Heboh kedelai bulan lalu yang sempat membuat mogoknya perajin tahu tempe memerlukan solusi jangka panjang berupa peningkatan produksi dalam negeri. Salah satu upaya adalah membudidayakan varietas kedelai yang produktivitasnya tinggi.

Di atas Rata-rata

Sampai saat ini, menurut Ir. M. Muchlis Adie, MS, pemulia kedelai di Balai Penelitian Tanaman Kacang-kacangan dan Umbi-umbian (Balitkabi), Malang, Indonesia mempunyai lebih dari 65 varietas kedelai. Di luar itu, ada tiga galur harapan baru kedelai hitam,  yaitu 9837/K-D-8-185, W/9837-D-6-220, dan 9837/W-D-5-211,.yang dalam proses rilis. Namun semua varietas unggul tersebut mencapai daya hasil di lapangan sekitar 2,5 ton. Di tingkat petani, produktivitas kedelai umumnya sangat rendah karena tidak dibudidayakan secara benar.

Kini ada kedelai kuning varietas Malabar versi Grobogan yang diupayakan Kelompok Tani (KT) Kabul Lestari di Desa Panunggalan, Kec. Pulokulon, Grobogan, Jateng. Di tangan mereka, kedelai itu dapat menghasilkan rata-rata 3 ton/hektar (ha). Bahkan pertanaman musim hujan lalu yang dipanen pada minggu pertama Januari 2008, dapat mencapai rata-rata 3,2 ton/ha dari luas tanam 80 ha. Ini berarti 2,5 kali lipat produktivitas rata-rata nasional yang hanya 1,3 ton/ha.

Dengan produksi 3 ton dan harga jual Rp5.000/kg saja, anggota kelompok yang berjumlah 75 orang tersebut bisa tersenyum lebar karena mengantongi keuntungan hampir Rp10 juta/ha.

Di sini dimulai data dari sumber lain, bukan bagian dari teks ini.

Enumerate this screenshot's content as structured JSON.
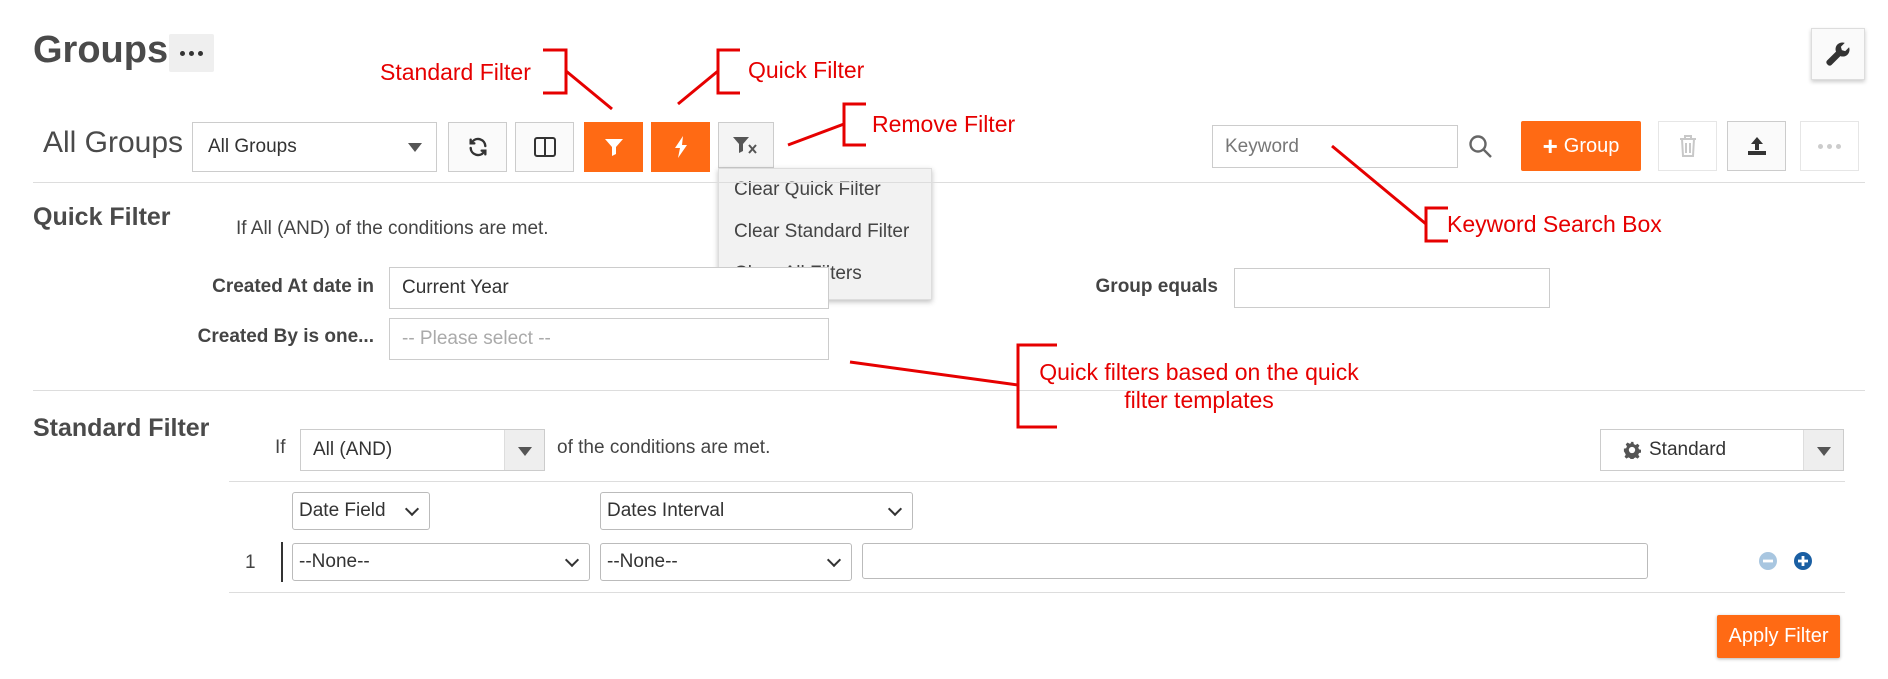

Namun tingkat produktivitas yang mengesankan itu tidak diperoleh secara instan. KT Kabul Lestari bisa mencapai hasil optimal dengan paket teknologi penghilang sifat antiproduktif tanaman subtropis serta menghidupkan kembali tekstur dan unsur hara tanah sejak lima tahun lalu. “Kami menggunakan teknologinya mulai tahun 2002, tetapi mulai menanam kedelainya sudah sejak 1997. Memang banyak yang tidak percaya (hasilnya 3 ton, Red),” ungkap Ali Muchtar, Sekretaris KT Kabul Lestari saat ditemui AGRINA.

Hasil nyata kelompok baru diperoleh pada musim tanam 2004/2005, sebesar 2,49 ton/ha, 2005/2006 menjadi 2,91 ton/ha, dan 2006/2007 naik lagi 3,032 ton/ha. Pada musim tanam 2006/2007 produktivitas tertinggi mencapai 3,5 ton/ha dan yang terendah 2,8 ton/ha. Sedangkan tahun ini yang tertinggi 3,6 ton/ha dan rata-rata 3,2 ton/ha.

Rahasianya

KT Kabul Lestari menerapkan paket teknologi optimalisasi budidaya temuan Budi Mixed Farming (BMF) Grobogan. Tjandramukti, peneliti BMF, sebelumnya melakukan riset terhadap kedelai varietas Malabar keluaran Balitkabi sejak 1997. Varietas ini berumur pendek, 70—75 hari, tapi tanamannya tidak bercabang sehingga jumlah polongnya sedikit.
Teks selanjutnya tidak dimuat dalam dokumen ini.